リアルで色々あり、現在名前を変えています。
調子がよすぎるとは思いますが、お知らせを。
何やかんや言って、遊戯王からは離れられず、カキコで新しい遊戯王作品を書いています。諸事情でタイトルは書けませんが御興味のある方は、お探し下さい。版は映像版の方です。
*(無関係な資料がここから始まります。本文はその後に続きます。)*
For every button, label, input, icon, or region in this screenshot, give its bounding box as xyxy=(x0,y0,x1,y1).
最後に小説をご愛読頂いていた皆様、本当にありがとうございました。
- Re: 遊戯王 七つの輝きと光の守り手【更新再開】 ( No.217 )
- 日時: 2014/12/09 11:54
- 名前: ひとしずく (ID: 9kyB.qC3)
「こんな時間に女の子が一人。これは、リアルリビングデッドの呼び声!?」
「は?」
少女が驚いた声を上げるのと水葵が呆けた声を発するのは、ほとんど同じタイミングだった。ぽかんとする水葵に向かい、
「それとも誰かを待ち続けながら、無念の死を遂げたリアル骨犬(スカルドック)マロンみたいな何か?」
少女が何を言いたいのかいまいち、よく分からない水葵。呆れて泣く気すら失せた。
少女の発言の意図はいまいち分からないが、カードの効果やモンスターから考えるにゾンビのような扱いをされていることだけは分かる。
「……あの。あたし、ゾンビじゃありませんよ?」
むくれた水葵が抗議すると、少女はうんうん頷く。
「夜に女の子が一人でいる理由。それをフィロソフィアさんは考えてみたけど分からなかったわ。マロンのような盛大なストーリーを思い付いたけど、違うのね」
(ただの思い付きですか……)
全身から力が抜ける感覚を感じながら、内心で水葵が呆れ返っていると少女は傘を畳み、中に入ってくる。
「隣、いいかしら?」
「……どうぞ」
水葵はパンの袋を鞄に入れ、少し横に移動した。空いたスペースに少女が立つ。
「あなた、どうして泣いているのかしら?」
「…………」
少女の問いに水葵は、口を結んだ。
異世界トリップしたから、などと非日常的なことを言えるわけもないからだ。言い訳が思い付かず、答えられなかった。黙っている水葵を見て、少女はすぐに質問を変える。
「ご両親は?」
「連絡がつかないんです。いくら電話しても、この番号は繋がっていませんって」
「家にはかけたの?」
「それも現在は使われていないって……昨日までは繋がっていたのに」
「たった一日で家族全員と連絡が取れなくなる……?」
ありのままを伝えたが、少女は困った顔つきをしていた。当然だ。これだけで水葵の事情を察することが出来たのなら、それこそ超能力者だろう。最もこの遊戯王世界は、超能力者、未来人、サイボーグ等が普通にいる世界なのでこの少女が普通の人間である可能性はなくもないが。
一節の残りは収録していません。